In a statement Sunday, five African Americans who have led the Charlotte-Mecklenburg school board said passage of House Bill 514 would take North Carolina “back to a time” of its “Jim Crow history.”
In addition to current school board Chair Mary McCray, the group also includes former chairs Bishop George Battle Sr., Arthur Griffin Jr., Wilhelmenia Rembert and Ericka Ellis-Stewart.
The group has scheduled a press conference on Tuesday to announce a “community call to action.”
Under HB 514, the towns of Matthews, Cornelius, Huntersville and Mint Hill would be permitted to run their own charter schools, with preference given to students who live in those towns.
While HB 514 applies to Mecklenburg only, a provision in a separate budget bill would allow cities across the state to spend tax money for public schools.
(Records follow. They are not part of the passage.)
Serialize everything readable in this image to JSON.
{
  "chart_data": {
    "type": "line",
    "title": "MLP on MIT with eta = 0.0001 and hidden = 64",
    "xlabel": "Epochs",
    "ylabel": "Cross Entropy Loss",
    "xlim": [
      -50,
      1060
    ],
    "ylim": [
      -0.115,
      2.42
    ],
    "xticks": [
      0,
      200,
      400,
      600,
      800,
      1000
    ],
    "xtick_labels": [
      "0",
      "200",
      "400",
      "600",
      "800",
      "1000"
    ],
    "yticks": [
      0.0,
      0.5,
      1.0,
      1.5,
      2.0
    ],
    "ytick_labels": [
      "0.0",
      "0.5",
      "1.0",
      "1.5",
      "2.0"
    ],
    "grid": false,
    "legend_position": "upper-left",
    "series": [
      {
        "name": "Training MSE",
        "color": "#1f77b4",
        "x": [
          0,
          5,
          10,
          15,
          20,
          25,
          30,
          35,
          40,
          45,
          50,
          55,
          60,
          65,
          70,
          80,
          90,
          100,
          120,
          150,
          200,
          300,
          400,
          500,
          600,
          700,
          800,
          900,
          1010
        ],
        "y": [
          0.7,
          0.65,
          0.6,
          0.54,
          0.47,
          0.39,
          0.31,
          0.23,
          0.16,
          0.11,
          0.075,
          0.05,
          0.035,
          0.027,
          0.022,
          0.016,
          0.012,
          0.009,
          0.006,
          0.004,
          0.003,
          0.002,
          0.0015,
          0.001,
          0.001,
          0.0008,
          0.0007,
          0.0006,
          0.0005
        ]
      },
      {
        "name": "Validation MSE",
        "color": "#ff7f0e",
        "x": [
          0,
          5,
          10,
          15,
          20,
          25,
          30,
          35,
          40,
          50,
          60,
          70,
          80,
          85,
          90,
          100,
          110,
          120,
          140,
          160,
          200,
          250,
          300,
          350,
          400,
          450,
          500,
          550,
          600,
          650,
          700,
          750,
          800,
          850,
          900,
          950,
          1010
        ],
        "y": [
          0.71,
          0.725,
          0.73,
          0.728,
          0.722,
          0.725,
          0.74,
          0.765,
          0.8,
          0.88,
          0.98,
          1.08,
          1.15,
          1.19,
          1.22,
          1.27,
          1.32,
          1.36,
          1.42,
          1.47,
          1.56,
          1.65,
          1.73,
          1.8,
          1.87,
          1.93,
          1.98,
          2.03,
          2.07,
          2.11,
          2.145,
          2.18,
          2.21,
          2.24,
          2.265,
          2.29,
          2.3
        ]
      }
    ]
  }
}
Suburban towns in Mecklenburg County have long complained that most CMS resources go to Charlotte schools. Republican lawmakers who support HB 514 say it would give suburban parents additional options.
Opponents say those bills will have the long-term effect of re-segregating Mecklenburg schools, where housing patterns already have created pockets of wealth and poverty, generally delineated by race. The towns affected by HB 514 have relatively small populations of African Americans and Latinos.
The former school board leaders compared the current legislation to a 1957 provision called the Freedom of Choice Act, which was designed to maintain segregated schools in North Carolina following the Supreme Court’s landmark ruling in Brown v. Board of Education, which effectively outlawed schools segregation by race.
“Today, 61 years later, it feels like 1957 all over again,” the group said in its statement.
Added Battle: “I don’t think the good and decent people of North Carolina would want us to go backward.”
Despite heated opposition from some Democrats, the N.C. Senate tentatively approved House Bill 514 last week. Republican in chambers hold a veto-proof majority.